Несмотря, однако, на недостатки разума, он все- таки остается единственным руководителем, когда надо бывает разобраться в потемках нравственных вопросов. Заблуждаясь нередко сам, он, тем не менее, один способен и рассеять это заблуждение. Действительно, если я откажусь от веры или разума, то к кому же обратиться тогда за разрешением моих сомнений? Если, по практикуемому нередко обычаю, я положусь с полной верой на слово моих наставников, моих предков или соотечественников, то нравственные мои правила будут основаны единственно на случайности моего рождения. У людоедов я буду сам людоедом, идолопоклонником у язычников, мусульманином: в Азии, христианином в Европе, католиком в Золотурис и протестантом в Берне.

Несмотря, однако, на это поразительное разнообразие мнений, разделяющих людей, существуют некоторые основные истины, принимаемые, бесспорно, всеми.

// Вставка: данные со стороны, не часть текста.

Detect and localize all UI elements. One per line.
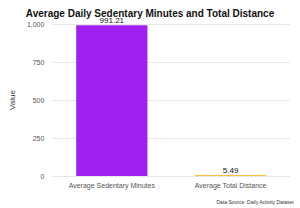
svg-text:750: 750 [33, 59, 45, 66]
svg-text:1,000: 1,000 [27, 21, 45, 28]
svg-text:Value: Value [8, 90, 17, 110]
svg-text:991.21: 991.21 [99, 15, 124, 25]
svg-text:0: 0 [41, 173, 45, 180]
svg-text:Average Daily Sedentary Minute: Average Daily Sedentary Minutes and Tota… [26, 8, 275, 19]
svg-text:Data Source: Daily Activity Da: Data Source: Daily Activity Dataset [216, 199, 294, 205]
svg-text:5.49: 5.49 [223, 166, 239, 175]
svg-text:Average Sedentary Minutes: Average Sedentary Minutes [69, 182, 156, 190]
svg-text:Average Total Distance: Average Total Distance [195, 182, 267, 190]
svg-text:500: 500 [33, 97, 45, 104]
svg-text:250: 250 [33, 135, 45, 142]
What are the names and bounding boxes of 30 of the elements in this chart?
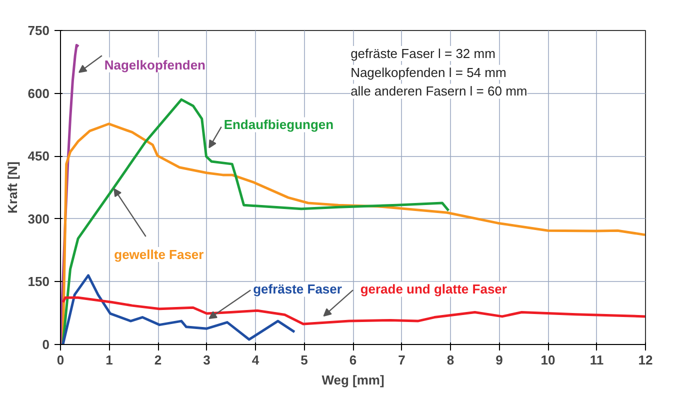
x-tick-label: 6 bbox=[349, 352, 357, 368]
series-label: Endaufbiegungen bbox=[224, 117, 334, 132]
x-tick-label: 4 bbox=[252, 352, 260, 368]
y-tick-label: 600 bbox=[28, 86, 50, 101]
text: gewellte Faser bbox=[114, 246, 204, 262]
text: gefräste Faser bbox=[253, 282, 342, 297]
x-tick-label: 7 bbox=[398, 352, 406, 368]
annotation: Nagelkopfenden l = 54 mm bbox=[350, 64, 506, 80]
x-tick-label: 8 bbox=[446, 352, 454, 368]
line-series bbox=[62, 296, 646, 326]
x-tick-label: 2 bbox=[154, 352, 162, 368]
x-tick-label: 0 bbox=[56, 352, 64, 368]
x-tick-label: 12 bbox=[638, 352, 653, 368]
x-axis-title: Weg [mm] bbox=[322, 372, 384, 388]
text: Nagelkopfenden bbox=[104, 57, 206, 72]
x-tick-label: 3 bbox=[203, 352, 210, 368]
x-tick-label: 11 bbox=[590, 352, 604, 368]
x-tick-label: 5 bbox=[300, 352, 308, 368]
y-tick-label: 0 bbox=[42, 337, 50, 352]
y-tick-label: 150 bbox=[28, 274, 50, 290]
series-label: gerade und glatte Faser bbox=[360, 282, 507, 297]
annotation: alle anderen Fasern l = 60 mm bbox=[350, 84, 528, 99]
y-tick-label: 300 bbox=[28, 211, 50, 226]
x-tick-label: 9 bbox=[496, 352, 503, 368]
annotation: gefräste Faser l = 32 mm bbox=[350, 46, 496, 62]
y-tick-label: 750 bbox=[28, 23, 50, 38]
y-tick-label: 450 bbox=[28, 148, 50, 164]
x-tick-label: 1 bbox=[106, 352, 113, 368]
x-tick-label: 10 bbox=[540, 352, 556, 368]
y-axis-title: Kraft [N] bbox=[4, 161, 20, 214]
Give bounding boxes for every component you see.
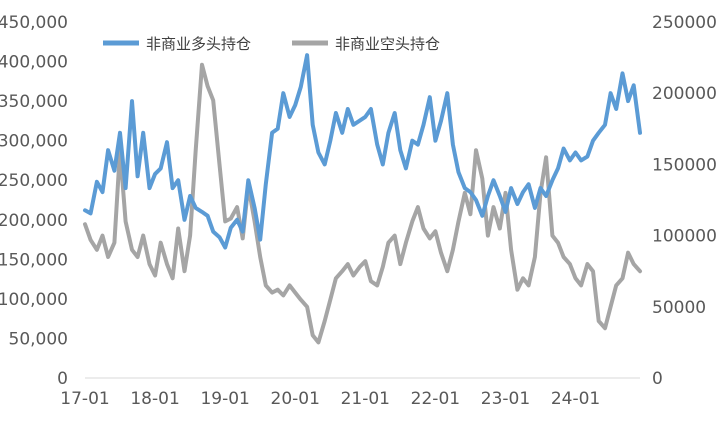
- legend: 非商业多头持仓 非商业空头持仓: [103, 35, 440, 53]
- x-tick-label: 21-01: [341, 389, 390, 409]
- right-tick-label: 150000: [652, 155, 716, 175]
- series-line-short: [83, 62, 642, 345]
- left-tick-label: 150,000: [0, 250, 68, 270]
- x-tick-label: 19-01: [200, 389, 249, 409]
- left-tick-label: 50,000: [9, 329, 68, 349]
- series-line-long: [83, 53, 642, 250]
- plot-area: [83, 53, 642, 345]
- right-y-axis: 0 50000 100000 150000 200000 250000: [652, 13, 716, 389]
- x-tick-label: 23-01: [481, 389, 530, 409]
- x-tick-label: 20-01: [271, 389, 320, 409]
- right-tick-label: 250000: [652, 13, 716, 33]
- left-tick-label: 450,000: [0, 13, 68, 33]
- x-tick-label: 24-01: [551, 389, 600, 409]
- x-axis: 17-01 18-01 19-01 20-01 21-01 22-01 23-01 24-01: [60, 377, 640, 409]
- left-tick-label: 400,000: [0, 53, 68, 73]
- legend-label-short: 非商业空头持仓: [335, 35, 440, 53]
- left-y-axis: 0 50,000 100,000 150,000 200,000 250,000 300,0…: [0, 13, 68, 389]
- right-tick-label: 50000: [652, 298, 706, 318]
- x-tick-label: 22-01: [411, 389, 460, 409]
- right-tick-label: 200000: [652, 84, 716, 104]
- legend-label-long: 非商业多头持仓: [146, 35, 251, 53]
- x-tick-label: 17-01: [60, 389, 109, 409]
- right-tick-label: 0: [652, 369, 663, 389]
- left-tick-label: 100,000: [0, 290, 68, 310]
- right-tick-label: 100000: [652, 227, 716, 247]
- x-tick-label: 18-01: [130, 389, 179, 409]
- left-tick-label: 200,000: [0, 211, 68, 231]
- left-tick-label: 300,000: [0, 132, 68, 152]
- left-tick-label: 350,000: [0, 92, 68, 112]
- left-tick-label: 250,000: [0, 171, 68, 191]
- left-tick-label: 0: [57, 369, 68, 389]
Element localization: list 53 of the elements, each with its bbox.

Нет народа, который ставил бы на одну нравственную ступень жестокость с благотворительностью, честность с плутовством, знание с невежеством, храбрость с трусостью. В этом случае можно с полной истиной повторить старинную пословицу, что глас народа — глас Божий.
Замечательно, что при непременном существовании в каждом обществе неверующих людей, нападающих на догматические стороны исповедуемого учения и противопоставляющих этому учению другое, не существовало, однако, до сих пор ни одной секты, которая осмелилась бы отрицать основные правила нравственности. Напротив, все одинаково уважают эти правила как единственную основу и поддержку общего благосостояния. Блистательное доказательст¬во этого можно найти даже в наиболее атеистических сочинениях.

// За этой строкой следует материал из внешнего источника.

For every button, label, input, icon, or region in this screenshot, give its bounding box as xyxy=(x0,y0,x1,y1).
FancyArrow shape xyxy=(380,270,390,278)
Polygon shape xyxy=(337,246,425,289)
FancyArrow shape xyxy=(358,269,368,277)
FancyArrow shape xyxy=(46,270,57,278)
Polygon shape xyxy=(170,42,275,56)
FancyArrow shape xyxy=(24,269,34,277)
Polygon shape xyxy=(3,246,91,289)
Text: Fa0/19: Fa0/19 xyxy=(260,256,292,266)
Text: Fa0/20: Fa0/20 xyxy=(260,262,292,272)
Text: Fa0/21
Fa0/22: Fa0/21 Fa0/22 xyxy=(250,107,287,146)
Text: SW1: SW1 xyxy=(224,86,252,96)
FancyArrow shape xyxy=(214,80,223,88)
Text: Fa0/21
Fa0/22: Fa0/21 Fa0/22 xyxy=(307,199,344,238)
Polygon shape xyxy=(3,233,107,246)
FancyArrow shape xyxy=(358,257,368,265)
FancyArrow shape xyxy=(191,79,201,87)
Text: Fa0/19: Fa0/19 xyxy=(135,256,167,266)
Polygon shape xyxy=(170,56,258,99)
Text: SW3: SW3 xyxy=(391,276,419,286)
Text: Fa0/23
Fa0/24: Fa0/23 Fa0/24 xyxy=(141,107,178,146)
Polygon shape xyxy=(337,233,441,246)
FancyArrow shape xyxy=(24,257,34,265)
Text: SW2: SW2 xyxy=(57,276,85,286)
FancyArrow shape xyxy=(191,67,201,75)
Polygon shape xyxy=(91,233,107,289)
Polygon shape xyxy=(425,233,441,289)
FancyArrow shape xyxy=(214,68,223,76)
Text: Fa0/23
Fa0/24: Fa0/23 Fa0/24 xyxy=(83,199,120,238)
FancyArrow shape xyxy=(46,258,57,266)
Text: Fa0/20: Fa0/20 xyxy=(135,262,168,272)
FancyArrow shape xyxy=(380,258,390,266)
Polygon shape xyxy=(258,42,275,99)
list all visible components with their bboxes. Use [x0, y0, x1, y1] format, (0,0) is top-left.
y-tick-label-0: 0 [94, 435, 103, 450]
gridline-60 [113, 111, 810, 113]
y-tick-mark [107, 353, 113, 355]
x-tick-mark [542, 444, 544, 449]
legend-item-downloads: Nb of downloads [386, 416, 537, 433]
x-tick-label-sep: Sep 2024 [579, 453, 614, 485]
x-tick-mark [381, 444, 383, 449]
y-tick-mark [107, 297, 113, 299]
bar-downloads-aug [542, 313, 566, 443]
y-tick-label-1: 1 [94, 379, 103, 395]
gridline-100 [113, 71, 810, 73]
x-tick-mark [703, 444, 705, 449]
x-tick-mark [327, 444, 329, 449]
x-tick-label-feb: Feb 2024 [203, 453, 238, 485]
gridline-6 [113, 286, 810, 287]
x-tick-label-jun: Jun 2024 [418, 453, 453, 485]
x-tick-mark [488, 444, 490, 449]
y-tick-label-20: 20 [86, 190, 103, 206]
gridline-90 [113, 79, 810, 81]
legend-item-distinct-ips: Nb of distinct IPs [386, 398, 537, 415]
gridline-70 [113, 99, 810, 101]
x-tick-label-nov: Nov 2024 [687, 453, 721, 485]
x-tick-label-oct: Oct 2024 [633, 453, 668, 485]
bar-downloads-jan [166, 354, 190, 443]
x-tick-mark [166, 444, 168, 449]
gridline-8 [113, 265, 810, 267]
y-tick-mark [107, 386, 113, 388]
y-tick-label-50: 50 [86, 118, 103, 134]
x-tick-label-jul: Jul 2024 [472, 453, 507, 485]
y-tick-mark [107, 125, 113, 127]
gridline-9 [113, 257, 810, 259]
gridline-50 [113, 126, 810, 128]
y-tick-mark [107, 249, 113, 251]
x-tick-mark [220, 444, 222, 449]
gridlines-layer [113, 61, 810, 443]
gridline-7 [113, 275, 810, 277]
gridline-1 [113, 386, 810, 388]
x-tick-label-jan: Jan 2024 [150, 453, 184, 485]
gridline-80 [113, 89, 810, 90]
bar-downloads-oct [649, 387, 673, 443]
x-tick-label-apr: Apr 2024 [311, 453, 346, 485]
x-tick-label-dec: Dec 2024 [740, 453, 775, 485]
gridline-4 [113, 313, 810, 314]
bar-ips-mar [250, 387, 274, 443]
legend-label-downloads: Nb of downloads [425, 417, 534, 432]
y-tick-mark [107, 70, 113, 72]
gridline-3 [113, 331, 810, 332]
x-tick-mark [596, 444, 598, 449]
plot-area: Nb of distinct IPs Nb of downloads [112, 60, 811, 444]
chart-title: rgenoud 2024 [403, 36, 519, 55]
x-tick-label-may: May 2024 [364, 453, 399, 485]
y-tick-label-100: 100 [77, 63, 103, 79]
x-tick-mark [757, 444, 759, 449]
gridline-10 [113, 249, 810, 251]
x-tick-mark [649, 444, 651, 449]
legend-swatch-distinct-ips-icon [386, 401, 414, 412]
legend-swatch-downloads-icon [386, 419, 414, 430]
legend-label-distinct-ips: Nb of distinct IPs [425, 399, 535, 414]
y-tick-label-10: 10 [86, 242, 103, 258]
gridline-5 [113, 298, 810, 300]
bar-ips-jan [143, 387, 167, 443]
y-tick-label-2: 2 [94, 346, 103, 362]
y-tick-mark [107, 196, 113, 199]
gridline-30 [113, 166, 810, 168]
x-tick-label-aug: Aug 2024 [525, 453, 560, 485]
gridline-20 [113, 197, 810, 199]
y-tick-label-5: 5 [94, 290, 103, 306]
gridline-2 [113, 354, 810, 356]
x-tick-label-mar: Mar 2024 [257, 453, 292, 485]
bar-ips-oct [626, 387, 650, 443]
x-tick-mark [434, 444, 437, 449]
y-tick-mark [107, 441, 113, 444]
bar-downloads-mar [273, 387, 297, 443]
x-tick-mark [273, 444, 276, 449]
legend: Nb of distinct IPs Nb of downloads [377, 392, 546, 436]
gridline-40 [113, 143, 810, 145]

Значит, надо неминуемо прийти к заключению, что существуют принципы, независимые ни от времени, ни от места, ни от прочих каких-либо обстоятельств; принципы, составляющие, так сказать, чистейший экстракт разума — соединительный пункт, на котором сходятся все наши мыслительные способности, и в справедливости этого вывода убеждает нас общее единодушное мнение о них всех людей и народов. Об этих основных началах нравственности и будет дальнейшая речь в этой книге.